The method is strictly limited to classification and relies on the existence of a set of label-preserving transformations, which might be difficult to construct for other modalities or tasks.
Multiple hyperparameters (\(T, \delta, \beta, \lambda\)) are introduced. While results suggest robustness, the cost of tuning these across datasets requires more systematic study.
Inference requires \(T\) forward passes. While the "overhead is negligible" for many, in extreme real-time scenarios, this \(T\)-fold increase relative to single-pass EDL warrants a more detailed trade-off analysis.
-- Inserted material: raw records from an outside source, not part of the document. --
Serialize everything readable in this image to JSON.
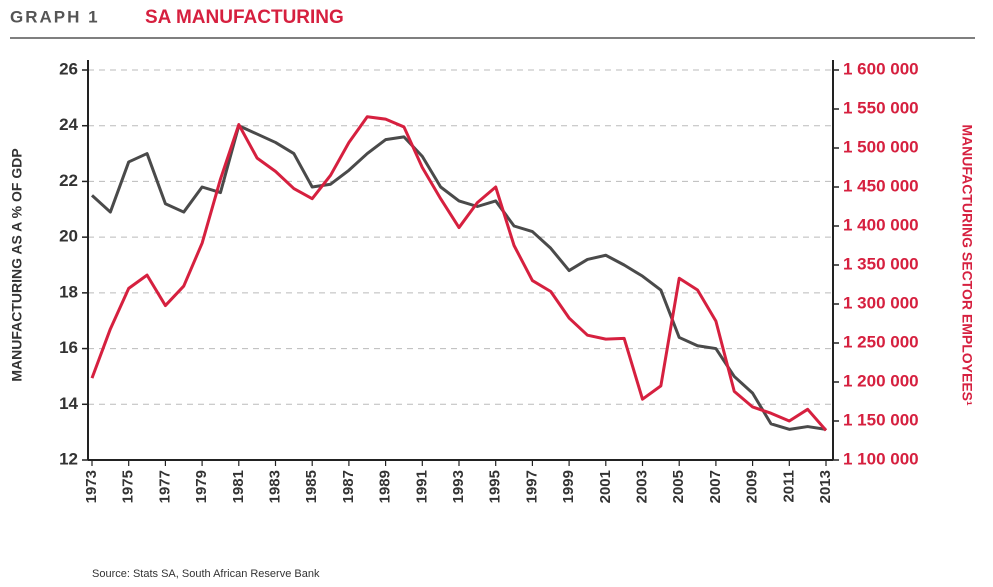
{
  "header": {
    "label": "GRAPH 1",
    "title": "SA MANUFACTURING"
  },
  "chart_data": {
    "type": "line",
    "ylabel": "MANUFACTURING AS A % OF GDP",
    "y2label": "MANUFACTURING SECTOR EMPLOYEES¹",
    "x": [
      1973,
      1974,
      1975,
      1976,
      1977,
      1978,
      1979,
      1980,
      1981,
      1982,
      1983,
      1984,
      1985,
      1986,
      1987,
      1988,
      1989,
      1990,
      1991,
      1992,
      1993,
      1994,
      1995,
      1996,
      1997,
      1998,
      1999,
      2000,
      2001,
      2002,
      2003,
      2004,
      2005,
      2006,
      2007,
      2008,
      2009,
      2010,
      2011,
      2012,
      2013
    ],
    "xlim": [
      1973,
      2013
    ],
    "xticks": [
      1973,
      1975,
      1977,
      1979,
      1981,
      1983,
      1985,
      1987,
      1989,
      1991,
      1993,
      1995,
      1997,
      1999,
      2001,
      2003,
      2005,
      2007,
      2009,
      2011,
      2013
    ],
    "ylim": [
      12,
      26
    ],
    "yticks": [
      12,
      14,
      16,
      18,
      20,
      22,
      24,
      26
    ],
    "y2lim": [
      1100000,
      1600000
    ],
    "y2ticks": [
      {
        "value": 1100000,
        "label": "1 100 000"
      },
      {
        "value": 1150000,
        "label": "1 150 000"
      },
      {
        "value": 1200000,
        "label": "1 200 000"
      },
      {
        "value": 1250000,
        "label": "1 250 000"
      },
      {
        "value": 1300000,
        "label": "1 300 000"
      },
      {
        "value": 1350000,
        "label": "1 350 000"
      },
      {
        "value": 1400000,
        "label": "1 400 000"
      },
      {
        "value": 1450000,
        "label": "1 450 000"
      },
      {
        "value": 1500000,
        "label": "1 500 000"
      },
      {
        "value": 1550000,
        "label": "1 550 000"
      },
      {
        "value": 1600000,
        "label": "1 600 000"
      }
    ],
    "grid": true,
    "series": [
      {
        "name": "Manufacturing as a % of GDP",
        "color": "#4a4a4a",
        "axis": "y",
        "values": [
          21.5,
          20.9,
          22.7,
          23.0,
          21.2,
          20.9,
          21.8,
          21.6,
          24.0,
          23.7,
          23.4,
          23.0,
          21.8,
          21.9,
          22.4,
          23.0,
          23.5,
          23.6,
          22.9,
          21.8,
          21.3,
          21.1,
          21.3,
          20.4,
          20.2,
          19.6,
          18.8,
          19.2,
          19.35,
          19.0,
          18.6,
          18.1,
          16.4,
          16.1,
          16.0,
          15.0,
          14.4,
          13.3,
          13.1,
          13.2,
          13.1
        ]
      },
      {
        "name": "Manufacturing sector employees",
        "color": "#d6203f",
        "axis": "y2",
        "values": [
          1205000,
          1268000,
          1320000,
          1337000,
          1298000,
          1323000,
          1378000,
          1460000,
          1530000,
          1487000,
          1470000,
          1448000,
          1435000,
          1465000,
          1507000,
          1540000,
          1537000,
          1527000,
          1475000,
          1435000,
          1398000,
          1430000,
          1450000,
          1375000,
          1330000,
          1316000,
          1282000,
          1260000,
          1255000,
          1256000,
          1178000,
          1195000,
          1333000,
          1318000,
          1278000,
          1188000,
          1168000,
          1160000,
          1150000,
          1165000,
          1138000
        ]
      }
    ]
  },
  "footer": {
    "source": "Source: Stats SA, South African Reserve Bank"
  }
}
vs EDL (Sensoy et al., 2018): EDL's single forward pass cannot correct for overconfidence under attack; C-EDL adds multi-view conflict checking to provide robustness while retaining efficiency.
vs Smoothed EDL (Kopetzki et al., 2021): S-EDL is also post-hoc and uses local perturbations, but still suffers from overconfidence under strong attacks; C-EDL's explicit conflict quantification suppresses adversarial coverage further.
vs I-EDL / H-EDL / R-EDL / DA-EDL: These primarily improve OOD detection without addressing the "single deterministic forward" vulnerability and often require specialized training.
vs MC Dropout / Deep Ensembles: These require multiple stochastic passes or multiple models (high cost); C-EDL uses semantically controlled transformations which are more lightweight and targeted.
vs ECML (Multi-view Evidential Learning): ECML assumes multi-modal input and trains independent models per view; C-EDL is uni-modal, induces views at test time, and is purely post-hoc.

Rating¶

Novelty: ⭐⭐⭐⭐ Grounding DST's multi-source reliability principle into a post-hoc metamorphic transformation + conflict decay framework is clear and theoretically supported.
Experimental Thoroughness: ⭐⭐⭐⭐⭐ 11 datasets, extensive OOD/Adv categories, 3 types of attacks, multiple thresholds, and full ablation study.
Writing Quality: ⭐⭐⭐⭐ The Motivation-Mechanism-Validation chain is logical, and formulas are well-integrated with diagrams.
Value: ⭐⭐⭐⭐⭐ Zero retraining, negligible overhead, and plug-and-play capability make it highly practical for safety-critical edge AI deployment.